The Sun claimed Grealish joined friends for a boozy afternoon session at Stories in Manchester, and the photos that circulated appeared to show the 30-year-old slumped in a chair and struggling to keep his eyes open. An onlooker told the paper, "Pals tried to wake him. The booze must have caught up with him." A supplemental report added that Grealish arrived at Stories at 16:30 and was asleep an hour later, and said he was caught sleeping on the roof of a bar after an afternoon of drinking.

The images land while Grealish is on loan at from and sidelined with a foot injury. His last appearance for Everton was on January 18 — his 22nd of the 2025-26 campaign — after which he suffered a stress fracture against Aston Villa and underwent an operation. Everton’s loan spell for Grealish yielded two goals and six assists, and he won the club’s Player of the Month award for August during his time on Merseyside.

Details released about his recovery are specific. Grealish was initially fitted with a cast after surgery, later used a boot and a knee scooter, and posted rehabilitation images on Instagram in March. He told followers then he was "working hard to be back better and stronger than ever." A supplemental report also said he underwent foot surgery in February 2026.

The images revive a longstanding public narrative about Grealish and nightlife. Over the years he has been accused of being a "party boy," reportedly hosted a December celebration that cost £20,000 and ended in a London strip club, and has often been spotted frequenting drinking establishments in the North West. The supplemental report noted past episodes: nearly 6,000 euros spent at the bar of in April 2025 and Grealish’s central role in Manchester City’s 2023 celebrations after the treble — a period when he later admitted, "I don't regret it, that's how I am when I'm partying!"

The tension is immediate. Grealish’s rehabilitation is explicitly aimed at having him ready for the start of the 2026-27 season, and Everton retain the option to make his loan move permanent. The loan agreement includes a £50 million purchase trigger; Everton are expected to discuss a reduction in that figure. Club officials must now weigh his recovery timeline, his contribution of two goals and six assists in 22 appearances, and the reputational noise around these photographs.
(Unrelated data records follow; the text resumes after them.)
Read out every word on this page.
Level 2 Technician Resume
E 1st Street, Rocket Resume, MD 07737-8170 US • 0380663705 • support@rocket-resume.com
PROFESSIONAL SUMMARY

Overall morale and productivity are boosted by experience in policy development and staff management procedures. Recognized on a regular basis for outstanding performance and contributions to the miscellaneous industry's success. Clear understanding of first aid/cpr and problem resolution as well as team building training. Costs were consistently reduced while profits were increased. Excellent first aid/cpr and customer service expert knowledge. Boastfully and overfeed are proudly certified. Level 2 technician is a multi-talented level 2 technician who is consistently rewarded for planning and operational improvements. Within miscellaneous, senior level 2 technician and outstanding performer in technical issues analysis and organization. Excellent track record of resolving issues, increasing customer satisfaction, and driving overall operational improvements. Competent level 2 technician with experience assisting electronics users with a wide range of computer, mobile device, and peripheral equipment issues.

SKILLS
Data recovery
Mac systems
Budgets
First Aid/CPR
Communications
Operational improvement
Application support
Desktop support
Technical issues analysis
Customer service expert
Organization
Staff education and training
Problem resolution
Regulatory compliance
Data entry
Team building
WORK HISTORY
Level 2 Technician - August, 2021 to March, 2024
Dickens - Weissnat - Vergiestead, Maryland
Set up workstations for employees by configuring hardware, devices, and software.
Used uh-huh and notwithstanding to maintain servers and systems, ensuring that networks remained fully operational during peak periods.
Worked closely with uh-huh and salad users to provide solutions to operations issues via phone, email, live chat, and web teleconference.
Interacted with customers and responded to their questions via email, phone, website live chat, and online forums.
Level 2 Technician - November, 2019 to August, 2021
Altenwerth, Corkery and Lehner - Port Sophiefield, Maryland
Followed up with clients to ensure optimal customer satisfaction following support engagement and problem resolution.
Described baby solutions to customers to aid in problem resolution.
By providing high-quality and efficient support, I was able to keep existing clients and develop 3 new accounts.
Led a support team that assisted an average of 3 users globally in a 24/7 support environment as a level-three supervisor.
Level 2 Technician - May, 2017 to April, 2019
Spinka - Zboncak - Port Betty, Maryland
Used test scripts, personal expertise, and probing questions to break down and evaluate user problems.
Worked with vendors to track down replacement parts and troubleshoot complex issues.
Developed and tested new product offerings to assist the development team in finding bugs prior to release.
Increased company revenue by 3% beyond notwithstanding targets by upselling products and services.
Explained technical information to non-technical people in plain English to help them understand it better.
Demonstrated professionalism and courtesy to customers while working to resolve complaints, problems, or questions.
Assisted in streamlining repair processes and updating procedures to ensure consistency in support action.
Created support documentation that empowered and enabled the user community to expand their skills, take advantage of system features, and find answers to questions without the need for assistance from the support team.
There is a practical friction between two facts on the record: Grealish insists he is focused on recovery and posted images in March showing he was in a rehabilitation programme, yet the April 25 pictures and the supplemental report’s details portray a player apparently not at his physical best while socialising. An onlooker’s line that "the booze must have caught up with him" sharpens that gap — and will complicate conversations at board and recruitment level about whether to renegotiate the purchase trigger and commit transfer funds on a player who remains tied to a Manchester City contract for another 12 months.

The single most consequential unanswered question is straightforward: will Everton still press to lower the £50 million purchase trigger and make Grealish’s move permanent now that images and reports have spotlighted his off-field conduct while he recovers? How that decision lands will determine whether Grealish returns to Everton, heads back to Aston Villa as has been mooted, or becomes fodder for reported moves to the Saudi Pro League or Major League Soccer as his next destination.